Storage planning: vlstorage nodes need local NVMe or SSD. Plan capacity for the full hot+warm retention window. If retaining all logs for 30 days at 260 TB/day compressed, the total vlstorage capacity needs to be roughly 7.8 PB across all nodes. Use instance types with large local NVMe (AWS i3en, i4i, or d3en for cost-optimized HDD warm tier).

Ingestion protocols: Configure vlinsert to accept OTLP (from the OTel Collector fleet), Elasticsearch bulk API (for legacy Filebeat/Logstash pipelines), and Loki push API (for Promtail agents). This multi-protocol support means migration from Elasticsearch or Loki can happen incrementally, one team at a time.

Grafana integration: Install the VictoriaLogs Grafana datasource plugin. This enables log panels in Grafana dashboards alongside VictoriaMetrics metric panels and Grafana Tempo trace panels. The plugin supports LogsQL syntax with autocomplete. For trace-to-log correlation, configure the datasource to link on trace_id field.

Backups and cold storage: Use vmbackup to snapshot vlstorage data to S3. Schedule daily backups for the cold tier. For compliance/audit retention beyond the vlstorage retention window, vmbackup snapshots on S3 Glacier Deep Archive provide long-term storage at ~$1/TB/month. These snapshots can be restored to a temporary vlstorage instance for querying when needed.

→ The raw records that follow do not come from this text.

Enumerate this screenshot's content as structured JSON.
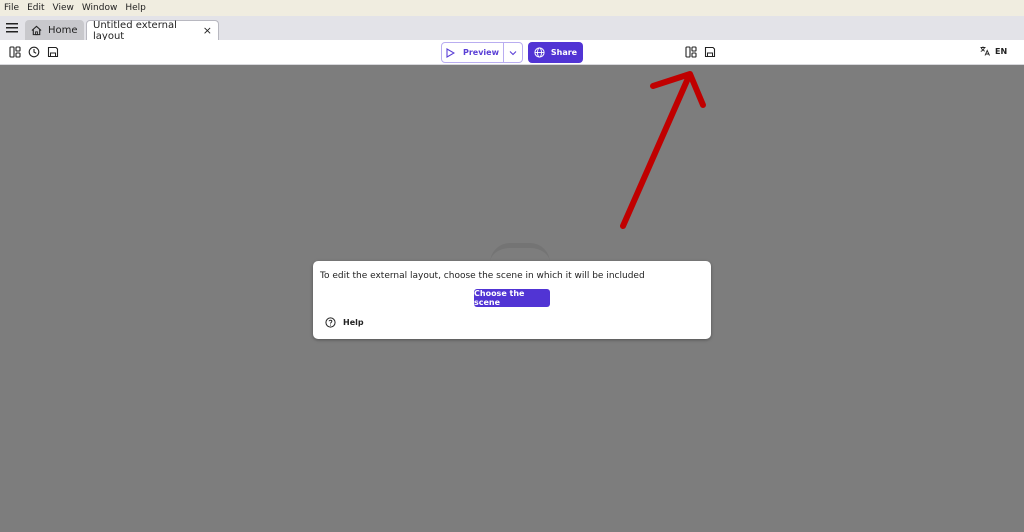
{
  "menubar": {
    "items": [
      "File",
      "Edit",
      "View",
      "Window",
      "Help"
    ]
  },
  "tabs": {
    "home": "Home",
    "active": "Untitled external layout",
    "close": "×"
  },
  "toolbar": {
    "preview_label": "Preview",
    "share_label": "Share",
    "language": "EN"
  },
  "dialog": {
    "message": "To edit the external layout, choose the scene in which it will be included",
    "choose_label": "Choose the scene",
    "help_label": "Help"
  },
  "colors": {
    "accent": "#5134d4",
    "canvas": "#7d7d7d",
    "annotation_arrow": "#c00000"
  },
  "icons": [
    "menu-icon",
    "home-icon",
    "close-icon",
    "panels-icon",
    "history-icon",
    "save-icon",
    "play-icon",
    "chevron-down-icon",
    "globe-icon",
    "translate-icon",
    "help-circle-icon"
  ]
}
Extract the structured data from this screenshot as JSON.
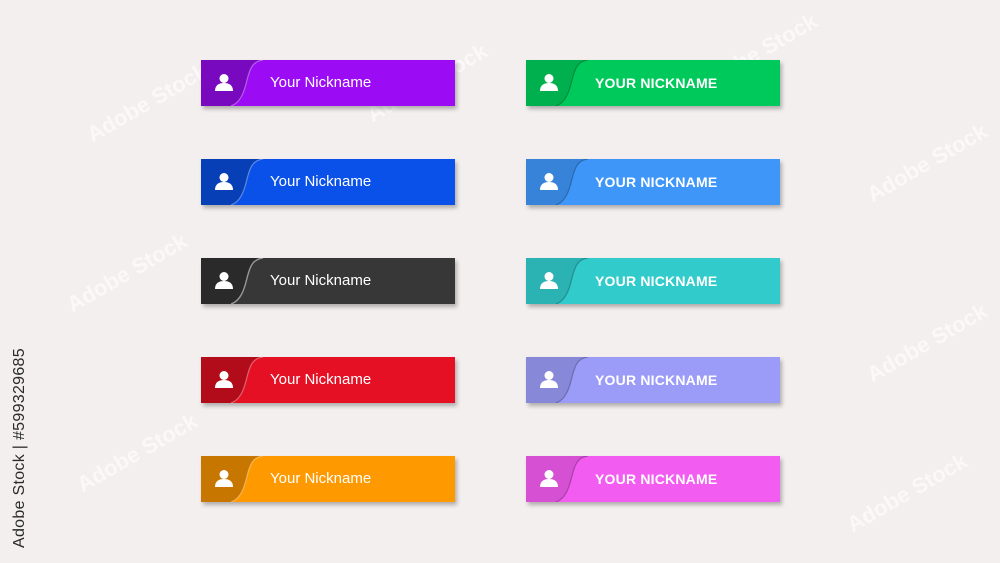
{
  "side_caption": "Adobe Stock | #599329685",
  "watermark_text": "Adobe Stock",
  "left_column": [
    {
      "label": "Your Nickname",
      "color": "#9b0cf5",
      "icon": "user-icon"
    },
    {
      "label": "Your Nickname",
      "color": "#0a51ea",
      "icon": "user-icon"
    },
    {
      "label": "Your Nickname",
      "color": "#373737",
      "icon": "user-icon"
    },
    {
      "label": "Your Nickname",
      "color": "#e51023",
      "icon": "user-icon"
    },
    {
      "label": "Your Nickname",
      "color": "#ff9900",
      "icon": "user-icon"
    }
  ],
  "right_column": [
    {
      "label": "YOUR NICKNAME",
      "color": "#00c95b",
      "icon": "user-icon"
    },
    {
      "label": "YOUR NICKNAME",
      "color": "#3e96f8",
      "icon": "user-icon"
    },
    {
      "label": "YOUR NICKNAME",
      "color": "#32cbcc",
      "icon": "user-icon"
    },
    {
      "label": "YOUR NICKNAME",
      "color": "#9b9bf8",
      "icon": "user-icon"
    },
    {
      "label": "YOUR NICKNAME",
      "color": "#f35cf1",
      "icon": "user-icon"
    }
  ]
}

Monitoring VictoriaLogs itself: Key metrics to track on vlstorage nodes:

vl_rows_ingested_total: ingestion rate. Drops indicate upstream collection issues.
vl_disk_usage_bytes: local disk consumption. Alert before disk fills.
vl_slow_queries_total: queries exceeding the slow threshold. Often caused by overly broad time ranges or missing filters.
vl_bloom_filter_cache_hit_rate: bloom filter cache effectiveness. Low hit rates mean too many unique tokens are evicting cached filters.

Decision Criteria

Criteria	VictoriaLogs	Grafana Loki	Elasticsearch
Indexing	Bloom filters on all tokens (2 bytes/token)	Labels only. Content not indexed.	Full inverted index on all tokens
Content search speed	Fast (index-assisted bloom filter skip)	Slow (brute-force grep after label filter)	Fastest (inverted index direct lookup)
Ingestion throughput	66 MB/s on 4 vCPU benchmark	20 MB/s on same hardware	High but CPU-intensive (index building)
RAM usage	1.3 GiB (500 GB benchmark)	6-7 GiB (same benchmark)	30-40 GiB (same scale, inverted index)
Storage backend	Local NVMe/SSD	S3-native (object storage)	Local NVMe/SSD
Storage efficiency	40% less disk than Loki	S3 chunk storage with label index	Largest footprint (inverted index overhead)
Schema requirements	None (schemaless, auto-indexes all)	Label design required upfront	Index templates, mappings
High cardinality	Handles natively	Struggles with high-cardinality labels	Handles well, at high resource cost
Query language	LogsQL (SQL-like + full-text)	LogQL (grep-like, label-first)	KQL / Lucene (powerful, complex)
Tiered storage	Local disk + vmbackup to S3	S3-native with lifecycle policies	Local disk + snapshot to S3
Cluster scaling	Linear (vlinsert/vlselect/vlstorage)	Horizontal (distributor/ingester/querier)	Shard-based (rebalancing on scale)
Operational complexity	Low (single binary, zero-config)	Medium (S3 simplifies storage)	High (shard mgmt, ILM, JVM tuning)
Grafana integration	Datasource plugin	Native	Datasource plugin
Best for	High-volume logs with content search	Label-filtered logs, cost-sensitive	Full-text analytics, log dashboards

Capacity Planning

Single-node sizing guidelines:

Daily Log Volume	Retention	RAM	CPU	Local Disk
50 GB/day	30 days	4 GB	4 cores	1 TB SSD
500 GB/day	30 days	8 GB	8 cores	10 TB NVMe
5 TB/day	15 days	32 GB	16 cores	50 TB NVMe

For the cluster version, each component has different bottlenecks:

Component	Instance	Throughput	Bottleneck
vlinsert	c6g.xlarge (4 vCPU, 8GB)	~66 MB/s ingestion (benchmark)	CPU (parsing, protocol handling)
vlstorage	i3en.6xlarge (24 vCPU, 96GB, 2x7.5TB NVMe)	~200 MB/s ingestion + storage	Disk I/O (bloom filter writes, block scans)
vlselect	r6g.xlarge (4 vCPU, 32GB)	~50 concurrent queries	Memory (result merging from fan-out)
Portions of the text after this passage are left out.